Saturday, April 23, 2011

Susan Howe, That This



On the Shoreline Express I like to sit on the side where between Stony Creek and Guilford I can see my neighbor’s house, and in winter a little further up the road catch a split-second glimpse of ours through the window as the train passes. I suppose I’m trying to capture a moment before mirror vision—because when you view objects that lie in front of your eyes as well as others in the distance behind, what you see in the mirror has already been interpreted—so far as you can tell.

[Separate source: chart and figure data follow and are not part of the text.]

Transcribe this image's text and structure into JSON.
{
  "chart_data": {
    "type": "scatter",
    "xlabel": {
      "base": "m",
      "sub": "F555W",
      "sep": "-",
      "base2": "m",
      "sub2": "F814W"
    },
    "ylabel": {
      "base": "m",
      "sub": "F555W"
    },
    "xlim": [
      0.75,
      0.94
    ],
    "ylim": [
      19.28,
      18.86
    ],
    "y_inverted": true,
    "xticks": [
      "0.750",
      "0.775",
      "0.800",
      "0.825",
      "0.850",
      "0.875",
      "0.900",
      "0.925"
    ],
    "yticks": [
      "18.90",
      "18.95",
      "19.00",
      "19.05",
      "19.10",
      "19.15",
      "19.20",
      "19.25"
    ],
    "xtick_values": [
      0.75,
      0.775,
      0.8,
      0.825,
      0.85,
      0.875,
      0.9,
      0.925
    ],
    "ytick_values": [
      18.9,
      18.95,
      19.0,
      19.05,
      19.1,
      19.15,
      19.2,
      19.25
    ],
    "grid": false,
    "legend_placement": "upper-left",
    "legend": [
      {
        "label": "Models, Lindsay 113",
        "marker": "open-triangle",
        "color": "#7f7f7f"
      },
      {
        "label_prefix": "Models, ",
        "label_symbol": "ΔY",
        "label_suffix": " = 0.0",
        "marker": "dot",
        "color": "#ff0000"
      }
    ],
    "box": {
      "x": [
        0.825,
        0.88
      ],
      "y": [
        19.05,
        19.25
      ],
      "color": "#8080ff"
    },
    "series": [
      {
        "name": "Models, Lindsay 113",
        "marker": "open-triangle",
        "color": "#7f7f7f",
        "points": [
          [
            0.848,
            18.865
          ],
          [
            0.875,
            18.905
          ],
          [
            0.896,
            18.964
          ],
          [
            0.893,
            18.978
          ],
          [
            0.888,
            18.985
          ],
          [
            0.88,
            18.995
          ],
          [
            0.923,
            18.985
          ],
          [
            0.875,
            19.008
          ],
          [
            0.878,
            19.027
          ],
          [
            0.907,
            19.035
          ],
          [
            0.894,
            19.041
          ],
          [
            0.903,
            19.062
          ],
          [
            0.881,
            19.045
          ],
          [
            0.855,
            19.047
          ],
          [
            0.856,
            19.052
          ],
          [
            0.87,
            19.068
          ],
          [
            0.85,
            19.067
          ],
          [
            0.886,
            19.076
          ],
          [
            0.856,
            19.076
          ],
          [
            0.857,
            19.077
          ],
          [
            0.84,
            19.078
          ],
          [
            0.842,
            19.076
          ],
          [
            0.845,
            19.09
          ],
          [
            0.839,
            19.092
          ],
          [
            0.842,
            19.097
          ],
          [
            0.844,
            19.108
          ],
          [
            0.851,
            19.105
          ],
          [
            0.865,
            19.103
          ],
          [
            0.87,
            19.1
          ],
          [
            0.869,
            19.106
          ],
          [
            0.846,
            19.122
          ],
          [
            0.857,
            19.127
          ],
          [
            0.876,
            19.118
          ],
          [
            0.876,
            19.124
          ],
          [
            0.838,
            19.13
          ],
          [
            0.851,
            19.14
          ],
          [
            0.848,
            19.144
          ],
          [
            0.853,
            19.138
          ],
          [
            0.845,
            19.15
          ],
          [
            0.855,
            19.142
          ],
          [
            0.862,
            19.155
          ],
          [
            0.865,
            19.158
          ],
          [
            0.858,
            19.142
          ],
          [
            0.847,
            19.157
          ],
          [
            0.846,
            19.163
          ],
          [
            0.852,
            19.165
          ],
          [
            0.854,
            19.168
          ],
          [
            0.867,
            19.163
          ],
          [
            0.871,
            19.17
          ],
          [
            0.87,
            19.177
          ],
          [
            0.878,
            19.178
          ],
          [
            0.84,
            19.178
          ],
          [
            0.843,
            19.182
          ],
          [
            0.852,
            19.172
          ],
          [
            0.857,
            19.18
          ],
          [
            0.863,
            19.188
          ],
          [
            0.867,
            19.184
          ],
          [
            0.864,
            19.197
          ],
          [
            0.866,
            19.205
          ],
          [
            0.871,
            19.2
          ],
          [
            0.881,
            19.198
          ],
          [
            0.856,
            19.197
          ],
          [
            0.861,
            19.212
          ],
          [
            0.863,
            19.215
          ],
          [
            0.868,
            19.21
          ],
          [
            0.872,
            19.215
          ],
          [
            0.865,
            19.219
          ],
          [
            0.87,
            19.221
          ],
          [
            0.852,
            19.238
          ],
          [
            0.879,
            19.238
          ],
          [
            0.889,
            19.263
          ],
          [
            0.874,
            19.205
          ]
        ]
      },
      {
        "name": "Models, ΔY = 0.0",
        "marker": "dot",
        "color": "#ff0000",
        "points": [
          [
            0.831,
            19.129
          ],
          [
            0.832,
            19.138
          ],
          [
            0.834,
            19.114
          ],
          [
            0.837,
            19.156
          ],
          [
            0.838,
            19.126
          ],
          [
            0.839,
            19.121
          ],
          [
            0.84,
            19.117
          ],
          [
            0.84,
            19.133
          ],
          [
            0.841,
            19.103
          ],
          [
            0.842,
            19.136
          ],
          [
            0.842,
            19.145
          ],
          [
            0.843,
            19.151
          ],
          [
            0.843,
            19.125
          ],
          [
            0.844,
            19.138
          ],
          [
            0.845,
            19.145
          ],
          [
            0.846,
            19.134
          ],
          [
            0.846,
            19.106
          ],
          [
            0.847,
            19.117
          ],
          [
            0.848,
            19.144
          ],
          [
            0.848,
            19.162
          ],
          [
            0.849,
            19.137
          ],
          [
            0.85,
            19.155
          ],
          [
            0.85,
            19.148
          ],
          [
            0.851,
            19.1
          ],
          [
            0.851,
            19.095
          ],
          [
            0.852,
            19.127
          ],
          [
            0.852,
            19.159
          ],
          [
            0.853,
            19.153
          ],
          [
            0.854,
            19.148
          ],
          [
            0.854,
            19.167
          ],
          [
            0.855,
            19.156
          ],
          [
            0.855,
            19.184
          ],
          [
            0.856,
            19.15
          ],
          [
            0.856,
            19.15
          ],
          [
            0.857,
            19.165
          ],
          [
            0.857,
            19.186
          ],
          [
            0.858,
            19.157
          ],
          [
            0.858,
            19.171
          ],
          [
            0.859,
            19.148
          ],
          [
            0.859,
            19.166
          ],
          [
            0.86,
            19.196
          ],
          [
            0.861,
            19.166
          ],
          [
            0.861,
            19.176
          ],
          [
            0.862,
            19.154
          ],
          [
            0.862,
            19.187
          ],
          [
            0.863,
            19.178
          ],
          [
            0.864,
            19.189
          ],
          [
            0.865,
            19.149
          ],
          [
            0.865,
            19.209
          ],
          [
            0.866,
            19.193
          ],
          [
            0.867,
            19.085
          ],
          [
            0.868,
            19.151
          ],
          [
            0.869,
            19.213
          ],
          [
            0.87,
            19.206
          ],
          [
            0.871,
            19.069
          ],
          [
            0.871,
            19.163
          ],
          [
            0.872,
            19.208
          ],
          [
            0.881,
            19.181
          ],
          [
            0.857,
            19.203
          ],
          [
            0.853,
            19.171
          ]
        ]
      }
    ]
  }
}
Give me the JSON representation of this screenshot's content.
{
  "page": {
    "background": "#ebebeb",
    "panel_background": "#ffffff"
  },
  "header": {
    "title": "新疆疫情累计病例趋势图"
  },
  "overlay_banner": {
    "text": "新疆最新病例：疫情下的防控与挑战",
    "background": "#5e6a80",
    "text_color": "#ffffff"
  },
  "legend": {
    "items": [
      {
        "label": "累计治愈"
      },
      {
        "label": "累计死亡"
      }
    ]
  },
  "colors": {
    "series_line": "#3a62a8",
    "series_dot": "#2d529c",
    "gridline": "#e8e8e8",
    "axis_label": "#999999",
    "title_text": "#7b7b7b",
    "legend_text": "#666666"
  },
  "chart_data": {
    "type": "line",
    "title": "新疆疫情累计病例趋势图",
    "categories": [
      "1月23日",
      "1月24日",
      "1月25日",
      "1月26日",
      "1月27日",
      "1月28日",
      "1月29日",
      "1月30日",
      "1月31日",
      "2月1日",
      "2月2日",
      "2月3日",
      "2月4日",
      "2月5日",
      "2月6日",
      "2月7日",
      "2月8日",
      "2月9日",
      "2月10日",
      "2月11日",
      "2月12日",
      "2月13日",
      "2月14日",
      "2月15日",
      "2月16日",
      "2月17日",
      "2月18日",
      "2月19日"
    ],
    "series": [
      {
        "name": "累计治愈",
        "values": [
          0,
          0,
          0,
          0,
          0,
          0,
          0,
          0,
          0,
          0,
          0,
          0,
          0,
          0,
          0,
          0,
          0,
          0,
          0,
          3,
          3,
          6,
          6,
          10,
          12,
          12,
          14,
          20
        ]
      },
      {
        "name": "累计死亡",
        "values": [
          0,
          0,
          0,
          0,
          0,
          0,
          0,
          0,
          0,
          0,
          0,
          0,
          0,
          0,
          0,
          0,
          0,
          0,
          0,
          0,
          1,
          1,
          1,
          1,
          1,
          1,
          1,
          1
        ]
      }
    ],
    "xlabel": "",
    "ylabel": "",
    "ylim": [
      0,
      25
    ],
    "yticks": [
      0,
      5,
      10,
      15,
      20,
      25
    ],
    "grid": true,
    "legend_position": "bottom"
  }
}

More and more I have the sense of being present at a point of absence where crossing centuries may prove to be like crossing languages. Soundwaves. It’s the difference between one stillness and another stillness. Even the “invisible” scotch tape I recently used when composing “Frolic Architecture” leaves traces on paper when I run each original sheet through the Canon copier.
Susan Howe’s That This (New Directions, 2010) is an extended series of prose and poem fragments that make up a work of mourning, “an essay about Howe’s husband’s sudden death.” In three sections and untitled coda, Howe’s That This is a book that quickly becomes much more and deeper than such a deceptively simple description. Working directly from life and from books, she writes out a concordance of all the right things, despite their distances, bridging the widest gaps in a sentence or two. Howe is everywhere, suddenly, and all at once.
Is light anything like this
stray pencil commonplace

copy as to one aberrant
onward-gliding mystery

1 comment:

Solid Quarter said...

I find especially compelling how the front section, so deeply personal, and the latter, so sparse and truncated, work together. It's one that I had to put down a lot as I read.